Monday, Nov. 22, 1943

Shifts & Advances

Russia. For the retreating Germans, the battle of Russia became a battle for Hitler's Europe.

Italy. Men in the Mediterranean theater sensed a new reason for the slowness of the Italian campaign: their fight might be a gigantic diversion, a holding attack designed to keep as many Germans as possible engaged there while other invasions are devised and mounted. It appeared that the center of strategic gravity was beginning to shift to Western Europe.
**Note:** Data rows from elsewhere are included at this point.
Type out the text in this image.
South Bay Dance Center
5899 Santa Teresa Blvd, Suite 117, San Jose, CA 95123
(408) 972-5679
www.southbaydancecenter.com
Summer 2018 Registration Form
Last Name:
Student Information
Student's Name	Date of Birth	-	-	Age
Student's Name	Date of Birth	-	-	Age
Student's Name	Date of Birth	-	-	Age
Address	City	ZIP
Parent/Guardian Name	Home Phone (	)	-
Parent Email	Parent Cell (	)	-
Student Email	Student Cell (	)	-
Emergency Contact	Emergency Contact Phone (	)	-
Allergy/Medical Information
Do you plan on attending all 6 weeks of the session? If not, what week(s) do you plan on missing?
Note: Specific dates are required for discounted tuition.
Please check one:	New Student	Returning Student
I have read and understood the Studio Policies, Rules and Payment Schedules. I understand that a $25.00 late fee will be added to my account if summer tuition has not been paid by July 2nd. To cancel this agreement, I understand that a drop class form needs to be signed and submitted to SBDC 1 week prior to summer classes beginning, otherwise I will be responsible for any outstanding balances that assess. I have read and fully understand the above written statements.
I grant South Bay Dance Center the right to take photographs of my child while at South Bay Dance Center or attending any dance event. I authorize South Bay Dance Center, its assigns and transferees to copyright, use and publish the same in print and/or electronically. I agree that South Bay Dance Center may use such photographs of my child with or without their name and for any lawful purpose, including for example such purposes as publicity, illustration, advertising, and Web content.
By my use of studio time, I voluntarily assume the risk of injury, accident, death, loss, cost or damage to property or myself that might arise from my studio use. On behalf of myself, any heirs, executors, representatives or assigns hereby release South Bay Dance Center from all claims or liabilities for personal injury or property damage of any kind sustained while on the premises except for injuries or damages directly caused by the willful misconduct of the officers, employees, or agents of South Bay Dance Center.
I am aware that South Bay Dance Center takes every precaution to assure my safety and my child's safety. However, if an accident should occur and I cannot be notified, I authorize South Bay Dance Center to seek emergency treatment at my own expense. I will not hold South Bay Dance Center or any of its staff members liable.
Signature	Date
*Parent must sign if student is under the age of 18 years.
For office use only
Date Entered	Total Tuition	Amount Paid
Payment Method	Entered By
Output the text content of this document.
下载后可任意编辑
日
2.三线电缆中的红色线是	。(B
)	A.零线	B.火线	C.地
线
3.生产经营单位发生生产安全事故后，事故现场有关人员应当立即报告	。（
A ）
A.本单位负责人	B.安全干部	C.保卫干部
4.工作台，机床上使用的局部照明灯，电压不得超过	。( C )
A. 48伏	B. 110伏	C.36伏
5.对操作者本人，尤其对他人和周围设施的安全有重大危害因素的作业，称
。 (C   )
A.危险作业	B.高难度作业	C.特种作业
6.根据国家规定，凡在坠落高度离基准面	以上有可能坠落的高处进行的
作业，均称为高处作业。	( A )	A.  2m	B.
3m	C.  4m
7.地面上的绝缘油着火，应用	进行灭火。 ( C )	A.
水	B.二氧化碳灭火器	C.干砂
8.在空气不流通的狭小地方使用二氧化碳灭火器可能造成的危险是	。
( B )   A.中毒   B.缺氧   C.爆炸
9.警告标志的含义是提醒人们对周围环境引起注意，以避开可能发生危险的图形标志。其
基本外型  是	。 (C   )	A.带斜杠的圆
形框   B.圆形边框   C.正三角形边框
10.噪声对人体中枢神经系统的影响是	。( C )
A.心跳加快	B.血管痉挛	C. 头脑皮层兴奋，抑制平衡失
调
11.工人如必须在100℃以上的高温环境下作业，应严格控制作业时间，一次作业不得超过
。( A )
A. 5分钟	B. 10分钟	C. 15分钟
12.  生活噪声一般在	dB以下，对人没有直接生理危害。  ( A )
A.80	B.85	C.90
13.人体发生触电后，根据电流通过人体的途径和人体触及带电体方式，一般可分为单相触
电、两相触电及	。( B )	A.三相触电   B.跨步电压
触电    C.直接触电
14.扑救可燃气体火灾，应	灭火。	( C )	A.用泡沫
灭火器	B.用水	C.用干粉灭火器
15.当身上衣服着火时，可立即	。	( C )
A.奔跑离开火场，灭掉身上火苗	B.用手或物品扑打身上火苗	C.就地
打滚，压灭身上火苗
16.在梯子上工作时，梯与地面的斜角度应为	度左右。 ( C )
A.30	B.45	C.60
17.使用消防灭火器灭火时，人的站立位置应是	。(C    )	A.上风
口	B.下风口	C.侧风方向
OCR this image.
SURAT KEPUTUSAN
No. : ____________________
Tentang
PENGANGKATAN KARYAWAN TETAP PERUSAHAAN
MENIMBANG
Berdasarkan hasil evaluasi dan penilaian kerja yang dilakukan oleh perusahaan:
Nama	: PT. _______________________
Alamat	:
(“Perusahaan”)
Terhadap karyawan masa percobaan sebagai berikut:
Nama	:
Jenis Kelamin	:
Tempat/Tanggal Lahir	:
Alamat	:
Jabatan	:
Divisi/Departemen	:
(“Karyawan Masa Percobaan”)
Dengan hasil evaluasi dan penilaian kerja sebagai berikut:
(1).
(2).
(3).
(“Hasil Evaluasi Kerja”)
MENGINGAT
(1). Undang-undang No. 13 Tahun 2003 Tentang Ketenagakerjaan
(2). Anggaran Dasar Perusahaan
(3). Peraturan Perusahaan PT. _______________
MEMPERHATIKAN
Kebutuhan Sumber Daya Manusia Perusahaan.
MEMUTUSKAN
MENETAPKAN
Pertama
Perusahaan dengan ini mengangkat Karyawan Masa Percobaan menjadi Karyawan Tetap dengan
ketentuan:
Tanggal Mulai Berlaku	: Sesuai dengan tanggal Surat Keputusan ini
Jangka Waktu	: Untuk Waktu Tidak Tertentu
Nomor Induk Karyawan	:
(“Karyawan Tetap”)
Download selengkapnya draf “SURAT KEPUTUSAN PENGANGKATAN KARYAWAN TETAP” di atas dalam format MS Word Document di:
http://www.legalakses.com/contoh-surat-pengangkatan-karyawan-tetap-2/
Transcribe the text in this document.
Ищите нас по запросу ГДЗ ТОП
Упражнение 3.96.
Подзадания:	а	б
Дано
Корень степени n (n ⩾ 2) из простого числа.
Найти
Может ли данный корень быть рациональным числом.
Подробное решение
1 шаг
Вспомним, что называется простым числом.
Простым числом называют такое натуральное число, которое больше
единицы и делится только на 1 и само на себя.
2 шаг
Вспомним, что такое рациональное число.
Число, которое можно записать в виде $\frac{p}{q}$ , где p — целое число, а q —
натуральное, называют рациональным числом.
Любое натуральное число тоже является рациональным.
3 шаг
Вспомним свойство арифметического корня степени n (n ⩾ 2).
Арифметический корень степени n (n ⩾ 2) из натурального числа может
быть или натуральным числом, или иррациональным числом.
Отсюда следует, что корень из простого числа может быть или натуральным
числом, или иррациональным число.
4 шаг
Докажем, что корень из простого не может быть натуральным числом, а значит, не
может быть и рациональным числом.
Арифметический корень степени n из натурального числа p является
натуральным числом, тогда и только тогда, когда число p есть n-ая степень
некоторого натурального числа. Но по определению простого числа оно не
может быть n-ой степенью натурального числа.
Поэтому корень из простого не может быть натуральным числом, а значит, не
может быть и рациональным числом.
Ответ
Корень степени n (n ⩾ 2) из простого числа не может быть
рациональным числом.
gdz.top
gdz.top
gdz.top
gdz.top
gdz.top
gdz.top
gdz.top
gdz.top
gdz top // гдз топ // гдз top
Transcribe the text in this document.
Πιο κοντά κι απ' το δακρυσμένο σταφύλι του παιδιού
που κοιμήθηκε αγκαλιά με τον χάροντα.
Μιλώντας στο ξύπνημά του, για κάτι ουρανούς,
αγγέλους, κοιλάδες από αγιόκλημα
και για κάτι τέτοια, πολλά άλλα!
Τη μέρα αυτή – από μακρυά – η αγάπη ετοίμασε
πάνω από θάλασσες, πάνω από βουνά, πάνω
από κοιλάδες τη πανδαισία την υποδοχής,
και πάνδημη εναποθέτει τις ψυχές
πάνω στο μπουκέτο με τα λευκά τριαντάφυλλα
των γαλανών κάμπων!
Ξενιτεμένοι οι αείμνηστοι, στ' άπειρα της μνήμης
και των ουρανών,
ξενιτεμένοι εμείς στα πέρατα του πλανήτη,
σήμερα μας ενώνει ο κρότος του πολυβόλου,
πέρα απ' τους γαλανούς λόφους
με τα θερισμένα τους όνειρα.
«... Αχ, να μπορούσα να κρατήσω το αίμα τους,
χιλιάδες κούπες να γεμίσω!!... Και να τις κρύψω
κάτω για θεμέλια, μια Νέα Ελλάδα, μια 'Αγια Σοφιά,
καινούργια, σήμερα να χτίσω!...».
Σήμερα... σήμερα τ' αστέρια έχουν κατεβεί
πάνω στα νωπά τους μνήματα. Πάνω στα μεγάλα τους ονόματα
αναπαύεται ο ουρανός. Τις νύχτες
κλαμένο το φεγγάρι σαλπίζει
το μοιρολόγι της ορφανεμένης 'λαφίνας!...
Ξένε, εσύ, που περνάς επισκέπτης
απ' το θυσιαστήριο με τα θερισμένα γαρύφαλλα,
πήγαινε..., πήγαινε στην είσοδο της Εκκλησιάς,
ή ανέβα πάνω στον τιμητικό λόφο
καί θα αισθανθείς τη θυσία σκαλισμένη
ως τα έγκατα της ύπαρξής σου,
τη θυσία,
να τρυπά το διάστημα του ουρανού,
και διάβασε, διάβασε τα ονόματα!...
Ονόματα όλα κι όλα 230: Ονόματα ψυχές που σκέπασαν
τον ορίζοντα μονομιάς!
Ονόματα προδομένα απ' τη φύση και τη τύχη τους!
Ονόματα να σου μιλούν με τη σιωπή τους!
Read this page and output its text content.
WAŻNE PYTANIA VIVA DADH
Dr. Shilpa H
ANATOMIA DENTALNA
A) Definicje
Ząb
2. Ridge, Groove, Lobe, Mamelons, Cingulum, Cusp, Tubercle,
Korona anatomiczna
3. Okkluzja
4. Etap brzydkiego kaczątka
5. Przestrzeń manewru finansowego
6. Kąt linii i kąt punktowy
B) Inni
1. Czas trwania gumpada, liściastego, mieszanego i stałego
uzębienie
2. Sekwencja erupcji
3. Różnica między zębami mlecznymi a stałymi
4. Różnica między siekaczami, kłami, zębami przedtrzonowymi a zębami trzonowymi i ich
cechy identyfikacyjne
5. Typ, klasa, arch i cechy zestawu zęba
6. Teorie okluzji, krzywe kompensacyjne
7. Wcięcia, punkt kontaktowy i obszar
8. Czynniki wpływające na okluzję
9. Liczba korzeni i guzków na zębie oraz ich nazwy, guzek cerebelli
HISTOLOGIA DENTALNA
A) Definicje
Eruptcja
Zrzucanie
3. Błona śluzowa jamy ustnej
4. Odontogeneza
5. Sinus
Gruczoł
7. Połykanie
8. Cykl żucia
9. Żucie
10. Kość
Air. The U.S. Eighth Air Force maintained its attacks from Britain at the un precedented rate of one mass raid every two and a half days. In an attack on Bremen, Thunderbolts and P-38 Lightnings made their longest escort penetration of the war (900 round-trip miles). Lost: 15 heavy bombers. U.S. and British heavy bombers from North Africa and the R.A.F. Bomber Command in Britain attacked the Germans' rail lines between France and Italy, reported that the most important of them had been severed at least temporarily.

Pacific. Protagonists of naval aviation hailed a milestone in the South Pacific. Substantial U.S. carrier forces had twice attacked Rabaul in support of land operations on Bougainville, twice shielded the carriers from land-based Japanese aviation. If carriers could safely count on such self-protection--a possibility yet to be proved--the mobility and effectiveness of the naval air arm would be enormously increased, and the way to Tokyo might be drastically shortened.

Atlantic. Franklin Roosevelt and Winston Churchill confirmed what Navy men have known for weeks: the Nazis have failed miserably in their autumn "comeback" in the Atlantic. In August, September and October approximately 60 U-boats were destroyed. Of these at least 21 were sunk by U.S. carrier-based aircraft. In the last six months the Nazis certainly have lost 150 of their 400-500 submarines, probably many more.